International Conference

Nikita Sud

Nikita Sud

Professor of the Politics of Development, University of Oxford


The Global South in the Climate Emergency

The Global South has been forged through a shared history of European colonisation, and through a geography of racial distance. While its heterogeneous postcolonial nations are on different development trajectories, they share structural disadvantages emerging from their exploitative past. Southern nations have used their collective identity to bargain for climate reparations at global climate fora. In my presentation I will dwell on the South as a strategic coalition on the global stage, while also analysing some challenges facing Southern states and societies in climate critical contexts in Asia.

Speaker Bio

Nikita Sud’s research and teaching is centered on the politics of development; the sociology and politics of climate change and green energy; and the changing nature of the state in the global South.In recent research, Nikita delves into development theory, especially the construct of the global South (see Sud and Sanchez-Ancochea, 2022). She is also undertaking comparative research on the climate crisis, and institutional and political responses to this in South and Southeast Asia. Her work explores the transition to renewable energy, and the institutional, political and financial mechanisms that underlie this in regions that are geostrategically crucial, while being environmentally highly vulnerable. Nikita convenes an MPhil course on ‘climate questions from the global South’. She is keen to supervise critical social science research on the politics of climate change and energy transition, with a focus on Asia.
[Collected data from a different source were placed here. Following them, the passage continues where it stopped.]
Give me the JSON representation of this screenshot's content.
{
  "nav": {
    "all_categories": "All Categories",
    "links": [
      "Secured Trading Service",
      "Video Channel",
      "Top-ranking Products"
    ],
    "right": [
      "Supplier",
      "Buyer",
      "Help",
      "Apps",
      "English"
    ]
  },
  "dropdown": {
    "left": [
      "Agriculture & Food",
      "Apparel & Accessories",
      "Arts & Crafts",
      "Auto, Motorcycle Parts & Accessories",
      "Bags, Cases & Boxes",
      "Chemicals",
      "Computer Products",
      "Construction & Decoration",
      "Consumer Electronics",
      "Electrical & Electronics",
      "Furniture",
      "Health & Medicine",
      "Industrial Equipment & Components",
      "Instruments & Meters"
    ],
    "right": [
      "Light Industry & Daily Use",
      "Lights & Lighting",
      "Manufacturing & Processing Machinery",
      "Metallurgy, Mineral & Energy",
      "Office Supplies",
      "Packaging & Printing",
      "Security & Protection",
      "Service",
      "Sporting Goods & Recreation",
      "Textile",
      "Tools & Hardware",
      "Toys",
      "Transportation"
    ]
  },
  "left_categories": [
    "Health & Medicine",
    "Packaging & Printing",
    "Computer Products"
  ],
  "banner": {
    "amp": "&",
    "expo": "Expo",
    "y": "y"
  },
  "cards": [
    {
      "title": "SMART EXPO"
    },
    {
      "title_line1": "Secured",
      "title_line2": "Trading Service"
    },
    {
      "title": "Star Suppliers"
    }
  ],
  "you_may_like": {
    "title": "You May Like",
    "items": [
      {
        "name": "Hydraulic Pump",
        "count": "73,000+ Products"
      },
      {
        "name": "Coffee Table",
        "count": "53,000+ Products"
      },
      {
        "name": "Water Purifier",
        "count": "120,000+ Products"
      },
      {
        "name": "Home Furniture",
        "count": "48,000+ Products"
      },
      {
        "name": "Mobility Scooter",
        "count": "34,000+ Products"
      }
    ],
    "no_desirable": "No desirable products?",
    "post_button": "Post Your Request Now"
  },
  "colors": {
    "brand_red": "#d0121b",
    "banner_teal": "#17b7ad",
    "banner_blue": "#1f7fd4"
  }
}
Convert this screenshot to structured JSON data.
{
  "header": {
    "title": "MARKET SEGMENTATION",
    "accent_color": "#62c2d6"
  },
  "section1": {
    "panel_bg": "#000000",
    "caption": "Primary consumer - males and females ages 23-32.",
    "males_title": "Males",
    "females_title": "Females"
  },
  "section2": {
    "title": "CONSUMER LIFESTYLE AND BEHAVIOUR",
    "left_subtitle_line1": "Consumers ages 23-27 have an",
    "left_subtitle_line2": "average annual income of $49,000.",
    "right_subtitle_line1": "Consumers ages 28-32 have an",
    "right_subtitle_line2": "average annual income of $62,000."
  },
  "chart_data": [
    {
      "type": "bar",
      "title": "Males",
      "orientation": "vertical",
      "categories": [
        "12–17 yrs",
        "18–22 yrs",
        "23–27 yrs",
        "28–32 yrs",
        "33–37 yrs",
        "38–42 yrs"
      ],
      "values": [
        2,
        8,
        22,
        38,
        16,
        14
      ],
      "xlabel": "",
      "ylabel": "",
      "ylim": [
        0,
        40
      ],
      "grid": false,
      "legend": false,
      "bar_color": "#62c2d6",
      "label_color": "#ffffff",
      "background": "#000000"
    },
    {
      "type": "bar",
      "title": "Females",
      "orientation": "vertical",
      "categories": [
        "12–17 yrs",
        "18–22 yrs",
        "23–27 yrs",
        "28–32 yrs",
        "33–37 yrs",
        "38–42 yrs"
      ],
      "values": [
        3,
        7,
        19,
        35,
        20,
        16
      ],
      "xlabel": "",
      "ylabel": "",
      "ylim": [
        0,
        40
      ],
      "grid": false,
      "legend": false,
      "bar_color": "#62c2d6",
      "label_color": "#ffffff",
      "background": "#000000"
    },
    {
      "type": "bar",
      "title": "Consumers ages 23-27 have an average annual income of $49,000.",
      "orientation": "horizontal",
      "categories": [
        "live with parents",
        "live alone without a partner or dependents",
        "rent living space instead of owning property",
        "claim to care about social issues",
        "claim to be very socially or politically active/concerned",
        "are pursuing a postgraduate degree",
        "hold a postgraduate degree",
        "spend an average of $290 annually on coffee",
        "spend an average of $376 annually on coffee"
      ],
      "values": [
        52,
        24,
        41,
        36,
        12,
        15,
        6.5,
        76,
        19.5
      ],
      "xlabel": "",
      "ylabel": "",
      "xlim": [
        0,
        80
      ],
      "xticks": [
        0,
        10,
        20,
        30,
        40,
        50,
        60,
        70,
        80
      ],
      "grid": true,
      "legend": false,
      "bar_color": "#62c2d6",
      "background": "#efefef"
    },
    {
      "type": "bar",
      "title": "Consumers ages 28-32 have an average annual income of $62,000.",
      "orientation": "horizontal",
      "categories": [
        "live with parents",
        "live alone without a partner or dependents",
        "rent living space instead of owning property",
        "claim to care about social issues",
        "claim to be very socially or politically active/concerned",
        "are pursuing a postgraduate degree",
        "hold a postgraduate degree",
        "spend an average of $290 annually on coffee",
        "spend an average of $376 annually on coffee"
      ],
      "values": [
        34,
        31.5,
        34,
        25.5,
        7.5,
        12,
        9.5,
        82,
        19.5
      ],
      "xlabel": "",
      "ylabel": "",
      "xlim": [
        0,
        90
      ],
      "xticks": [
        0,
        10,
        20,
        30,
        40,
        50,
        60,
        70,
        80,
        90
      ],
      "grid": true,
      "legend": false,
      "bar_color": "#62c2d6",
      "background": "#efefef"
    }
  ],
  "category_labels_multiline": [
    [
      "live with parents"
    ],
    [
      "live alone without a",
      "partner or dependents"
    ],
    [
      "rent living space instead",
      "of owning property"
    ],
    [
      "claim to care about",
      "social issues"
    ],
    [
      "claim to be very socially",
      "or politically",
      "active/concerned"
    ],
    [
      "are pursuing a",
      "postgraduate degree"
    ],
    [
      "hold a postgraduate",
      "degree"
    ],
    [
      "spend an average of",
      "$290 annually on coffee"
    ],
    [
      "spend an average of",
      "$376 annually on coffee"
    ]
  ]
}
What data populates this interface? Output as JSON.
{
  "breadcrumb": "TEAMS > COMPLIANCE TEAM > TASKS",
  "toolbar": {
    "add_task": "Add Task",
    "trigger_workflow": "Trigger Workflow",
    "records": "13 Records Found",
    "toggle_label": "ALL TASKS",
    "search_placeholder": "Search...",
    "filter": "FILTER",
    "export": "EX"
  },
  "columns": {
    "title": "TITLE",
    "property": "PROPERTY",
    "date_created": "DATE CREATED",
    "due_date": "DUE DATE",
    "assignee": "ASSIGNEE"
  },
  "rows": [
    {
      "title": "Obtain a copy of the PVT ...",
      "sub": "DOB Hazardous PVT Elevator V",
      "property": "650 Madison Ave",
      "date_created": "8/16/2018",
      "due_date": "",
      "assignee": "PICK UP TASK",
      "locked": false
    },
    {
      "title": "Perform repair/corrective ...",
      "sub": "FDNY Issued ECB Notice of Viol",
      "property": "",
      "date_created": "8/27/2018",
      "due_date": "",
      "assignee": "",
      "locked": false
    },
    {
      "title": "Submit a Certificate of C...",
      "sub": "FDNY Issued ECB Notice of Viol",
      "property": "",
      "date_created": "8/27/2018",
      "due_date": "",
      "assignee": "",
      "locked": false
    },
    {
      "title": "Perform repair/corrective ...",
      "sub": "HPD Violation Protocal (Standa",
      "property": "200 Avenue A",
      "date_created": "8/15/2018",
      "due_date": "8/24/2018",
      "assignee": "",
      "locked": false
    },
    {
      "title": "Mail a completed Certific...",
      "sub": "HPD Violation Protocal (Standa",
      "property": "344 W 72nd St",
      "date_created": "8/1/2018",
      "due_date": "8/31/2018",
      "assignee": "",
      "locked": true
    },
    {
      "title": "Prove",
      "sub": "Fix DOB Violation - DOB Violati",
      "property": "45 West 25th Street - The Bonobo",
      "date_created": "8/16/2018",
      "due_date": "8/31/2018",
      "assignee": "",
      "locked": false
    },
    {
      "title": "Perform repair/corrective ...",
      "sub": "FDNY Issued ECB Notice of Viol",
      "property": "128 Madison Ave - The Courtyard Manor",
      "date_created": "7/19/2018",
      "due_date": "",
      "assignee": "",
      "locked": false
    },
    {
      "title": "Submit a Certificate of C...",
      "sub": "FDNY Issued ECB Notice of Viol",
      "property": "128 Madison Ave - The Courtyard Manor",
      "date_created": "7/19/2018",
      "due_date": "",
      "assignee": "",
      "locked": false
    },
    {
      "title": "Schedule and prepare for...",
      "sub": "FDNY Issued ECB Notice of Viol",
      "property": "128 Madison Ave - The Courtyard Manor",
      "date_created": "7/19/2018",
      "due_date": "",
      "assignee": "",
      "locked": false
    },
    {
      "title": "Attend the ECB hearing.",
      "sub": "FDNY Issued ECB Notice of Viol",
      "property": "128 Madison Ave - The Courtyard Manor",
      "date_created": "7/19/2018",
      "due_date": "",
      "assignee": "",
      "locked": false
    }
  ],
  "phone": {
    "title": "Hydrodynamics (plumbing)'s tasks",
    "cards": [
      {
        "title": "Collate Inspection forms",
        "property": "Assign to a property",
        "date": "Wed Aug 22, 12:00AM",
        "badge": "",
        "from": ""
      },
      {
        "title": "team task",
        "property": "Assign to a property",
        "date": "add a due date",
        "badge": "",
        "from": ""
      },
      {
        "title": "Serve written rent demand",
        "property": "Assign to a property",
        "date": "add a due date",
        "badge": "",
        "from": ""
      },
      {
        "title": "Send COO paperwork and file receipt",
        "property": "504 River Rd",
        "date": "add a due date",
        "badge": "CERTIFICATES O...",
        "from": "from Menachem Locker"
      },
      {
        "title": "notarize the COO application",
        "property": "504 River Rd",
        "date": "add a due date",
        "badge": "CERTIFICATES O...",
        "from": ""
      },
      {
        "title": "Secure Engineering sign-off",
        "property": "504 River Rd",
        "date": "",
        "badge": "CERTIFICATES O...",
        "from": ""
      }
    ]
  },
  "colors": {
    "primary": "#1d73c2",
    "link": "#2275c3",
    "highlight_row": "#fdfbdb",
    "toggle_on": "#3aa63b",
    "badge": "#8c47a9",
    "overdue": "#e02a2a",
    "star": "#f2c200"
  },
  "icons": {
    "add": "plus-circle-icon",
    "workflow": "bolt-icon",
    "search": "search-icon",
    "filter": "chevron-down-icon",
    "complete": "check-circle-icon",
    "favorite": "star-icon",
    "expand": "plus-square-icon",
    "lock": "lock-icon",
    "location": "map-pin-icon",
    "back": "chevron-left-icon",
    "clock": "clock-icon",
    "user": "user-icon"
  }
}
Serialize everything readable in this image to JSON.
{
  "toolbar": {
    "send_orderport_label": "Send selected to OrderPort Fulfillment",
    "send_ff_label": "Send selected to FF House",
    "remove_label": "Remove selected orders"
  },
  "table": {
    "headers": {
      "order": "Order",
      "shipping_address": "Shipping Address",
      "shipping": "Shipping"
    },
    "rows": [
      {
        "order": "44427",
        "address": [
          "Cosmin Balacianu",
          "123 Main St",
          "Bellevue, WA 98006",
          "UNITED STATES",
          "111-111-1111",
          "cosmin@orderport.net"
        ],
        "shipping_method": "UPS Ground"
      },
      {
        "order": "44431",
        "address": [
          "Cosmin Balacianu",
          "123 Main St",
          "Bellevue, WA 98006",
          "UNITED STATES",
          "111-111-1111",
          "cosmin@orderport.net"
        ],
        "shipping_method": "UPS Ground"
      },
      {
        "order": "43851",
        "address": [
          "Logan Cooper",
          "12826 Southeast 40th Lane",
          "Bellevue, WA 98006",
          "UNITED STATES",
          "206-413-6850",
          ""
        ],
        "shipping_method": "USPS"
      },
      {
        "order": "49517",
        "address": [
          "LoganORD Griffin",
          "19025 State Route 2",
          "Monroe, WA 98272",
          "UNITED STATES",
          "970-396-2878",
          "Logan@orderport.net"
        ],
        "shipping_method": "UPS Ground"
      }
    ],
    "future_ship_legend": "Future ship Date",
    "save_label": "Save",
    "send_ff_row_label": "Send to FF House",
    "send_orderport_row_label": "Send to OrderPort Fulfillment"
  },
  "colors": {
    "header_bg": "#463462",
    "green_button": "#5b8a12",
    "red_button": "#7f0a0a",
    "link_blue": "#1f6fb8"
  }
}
Nikita has for long studied the socially entangled life of land. In research conducted in west, east and south India, she explored ideas and theories of land. The latter were put in conversation with processes of land-making in relation to state-, politics- and market-making. Alongside publications in Geography, Environment, Development Studies, and Agrarian Studies journals, this research is encapsulated in the monograph The Making of Land and The Making of India ( Oxford University Press, 2021). Previously, she has written on the Indian state. Her long-term research resulted in her 2012 book, Liberalization, Hindu Nationalism and the State: A Biography of Gujarat, which was widely reviewed. She is a recipient of an Oxford University Teaching Excellence Award, the Sanjaya Lall Prize, and a Falling Walls Social Science award. She serves on the editorial boards of the Journal of Peasant Studies, Economy and Society, Journal of Contemporary Asia, and Area Development and Policy.